RENK-UPPER NILE STATE, 6 May 2013 (IRIN)
Years ago, Mary Venerato Laki fled conflict in South Sudan, moving north to Sudan, where she worked as a teacher for 42 years. But after a January 2011 referendum paved the way for South Sudan’s independence, Mary, now a 60-year-old widow and sole guardian of four nieces, decided to move back home.
To prevent the family’s savings from being stolen by officials, she converted their money into material goods, which she transported as luggage to South Sudan’s border port of Renk.
That was over a year ago.
Since then, Laki has been living in a squalid transit camp in Renk County, along with 20,000 other returnees – some of whom have been waiting there for two years. Without the means to transport their luggage onward, they are faced with the difficult choice of remaining in Renk or selling off all that remains of their families’ assets to proceed to their final destination.
Laki, like many, has been waiting with her possessions in Renk. She told IRIN her story.
“I am 60 years old, and I come originally from Juba. We went [to Sudan during the] war. Then, [we learned] there is peace in the south, and we had to return home with our children.
“I have the children of my sister, as all of [my family] died. My two sisters, my husband, my brother and my parents are all dead. I am left alone.
“[With] the little money we had, we had to rent the big vehicles that brought us here. I arrived on April 2, 2012.
“It’s a terrible life here – there are so many snakes coming from the river. It’s terrible. First of all, rain, wind, mosquitoes – we have been suffering with this.
“And since we came here, we have not been given any food. Some of us have been given that, and some of us not.
“There are no services. Since I came here, it’s only [in the] last month I got grain and some oil. There is even no plastic sheeting for the houses.
“We are going – we want to go. We want to go to our own homeland. Our children are suffering there, and we are suffering here.
“They said there will be steamers coming to collect us. They used to tell us. that we will be going, we will be going. But until now we are waiting.
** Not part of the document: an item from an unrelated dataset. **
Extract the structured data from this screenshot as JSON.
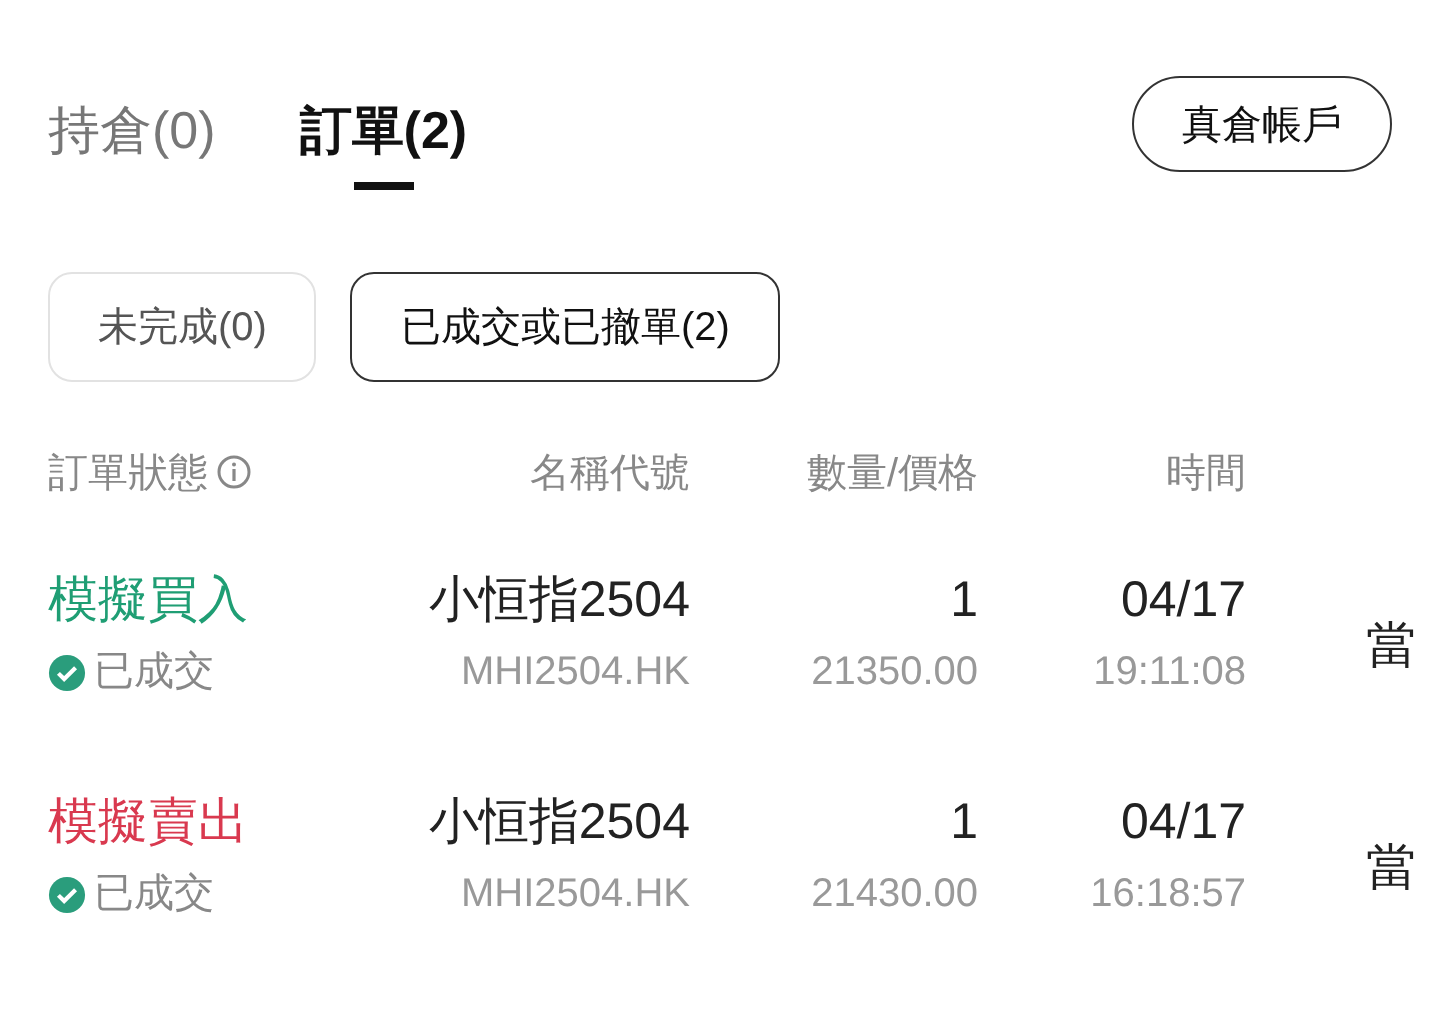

“Our money in the north, they don’t use it in the south. [For] many of the people, [with] the little money they have, they bought things. If they bring money, it will be taken on the way. This is why the boat [transport barges along the Nile River] has to come to take the things.
“As a family, how can I go to start [a new life] there in Juba? I am an old woman; I’m now 60 years [old]. There’s no money. I’m taking this [luggage] for the children. Also, in Juba, if there is nothing, I will sell [our possessions].
“In fact, we have to sell [some now], but [we will earn] little money, and we have to buy food with it. I have already sold some chairs and a bed.
“The clinics here are no good. I have cancer and some back problems, and they cannot help me.”